Feb 15, 2018

Significance of the Intention of Don Samuels Not to Seek Reelection to the MPS Board of Education


Great quantities of ink have already been dedicated by reporters at the Star Tribune to coverage of the looming midterm election of November 2018.  Predictably, the ink has been dedicated to gubernatorial and national and state legislative races.  But the most important races next November will be the contests for positions on local school boards.  And since I am engaged in various activist initiatives to transform the Minneapolis Public Schools (MPS) into a model of educational excellence for the locally centralized school district, the five races for positions on the MPS Board of Education are the most important of all.

 

The Minneapolis Public Schools Board of Education is comprised of nine positions, as follows, with the given current occupants:

 

District #1 (Northeast Minneapolis):      Jenny Arneson

District #2 (North Minneapolis)               KerryJo Felder

District #3 (Riverside                                  Siad Ali

      and adjacent areas)  

District #4 (Bryn Mawr, Uptown,             Bob Walser

       and mostly toney areas

       of south Minneapolis)

District #5 (South Minneapolis                  Nelson Inz

                      east of I-35)

District #6 (South Minneapolis                  Ira Jourdain

                      west of I-35)                                               

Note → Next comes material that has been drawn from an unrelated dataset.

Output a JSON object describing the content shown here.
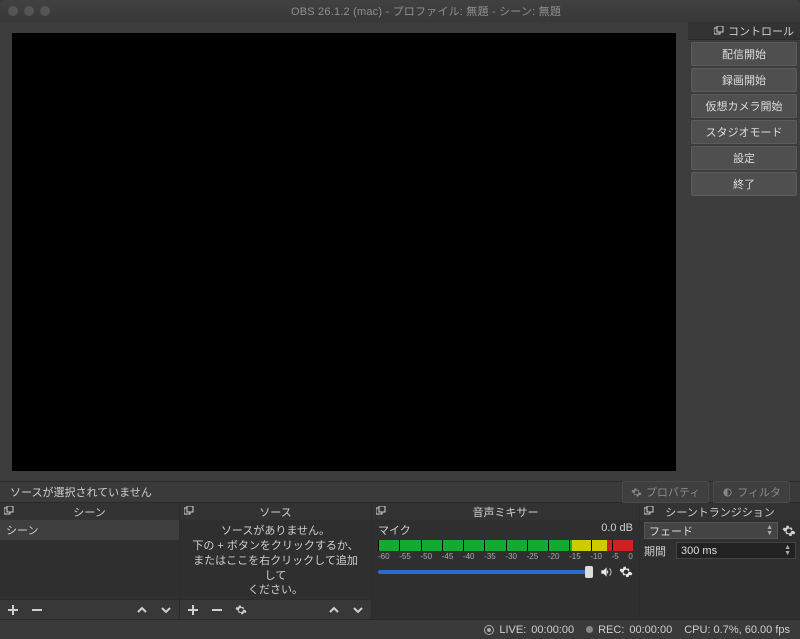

At-Large                                                          Kim Ellison

At-Large                                                          Rebecca Gagnon

At-Large                                                          Don Samuels

 

Of these seats, the five up for reelection are District #1 (jenny Arneson), District #3 (Siad Ali),

District #5 (Nelson Inz), ant the At-Large seats now held by Rebecca Gagnon and Don Samuels.

 

Understand that when we succeed in overhauling curriculum, developing teachers of excellence, instituting tutoring to struggling students, providing resources and referrals to families facing severe life challenges, and slim the central school district bureaucracy we will make of the Minneapolis Public Schools a model for other locally centralized school districts, which serve the great bulk of students in the United States.  When we arrive at that point at which we are imparting a knowledge-intensive, skill-replete education to all of our precious children, of all demographic descriptors, the young adults of our nation will go forth as culturally enriched, civically prepared, and professionally satisfied citizens.  Cycles of poverty will end, life quality will rise precipitously, prison populations will dwindle, and people will be positioned to live with much greater joy on this one earthly sojourn.

 

Thus is the overhaul of K-12 education our most important responsibility as a nation.  And so are school board elections the collectively most important item on the ballot next November.

 

Of the current members on the MPS Board of Education, only Don Samuels does not have strong ties to the Minneapolis Federation of Teachers (MFT) and the Democrat-Farmer-Labor (DFL) party.  Samuels is nominally a Democrat, but his reformist verbiage rules out endorsement from the MFT/ DFL cohort that is so powerful in school board elections in Minnesota;  furthermore, Samuels distances himself from that political bloc.

 

But Samuels has been a huge disappointment as a member of the MPS Board of Education.  He is given to bombastic statements but has offered little in the way of policy initiatives with the capability of reforming, much less transforming, this iteration of the locally centralized school district.

 

Rebecca Gagnon  (At-Large) and Nelson Inz (District #5) are tools of the MFT/ DFL cohort.  We must work toward their defeat next November.

 

Jenny Arneson (District #1) and Siad Ali (District #3) also have strong MFT/ DFL ties but based on my observation are not the toadies of the Gagnon-Inz type.  I am still reviewing their candidacies.

 

I was already poised to recommend against the candidacy of Don Samuels.  Now that he has ruled out a run for his currently held post (“Samuels won’t seek reelection to Mpls. school board,” Star Tribune, February 15) we must work to elect another, much more effective, candidate who does not have strong affiliation with the MFT/ DFL.

 

Understand that I operate from a position on the political continuum much farther to the left than those at which one finds Rebecca Gagnon, Nelson Inz, or the typical member of the DFL.  I support labor unions generally but recoil against the obstreperous resistance to change on the part of Education Minnesota (the state teachers union), the MFT, and the DFL politicians to whose campaign coffers those entities contribute so heavily.

 

Pay close attention to those school board races next November.  Make sure that you understand the political dynamics of the races.  Then cast your votes so as to overhaul K-12 education, so that we can make of this nation the democracy that we imagine ourselves to be.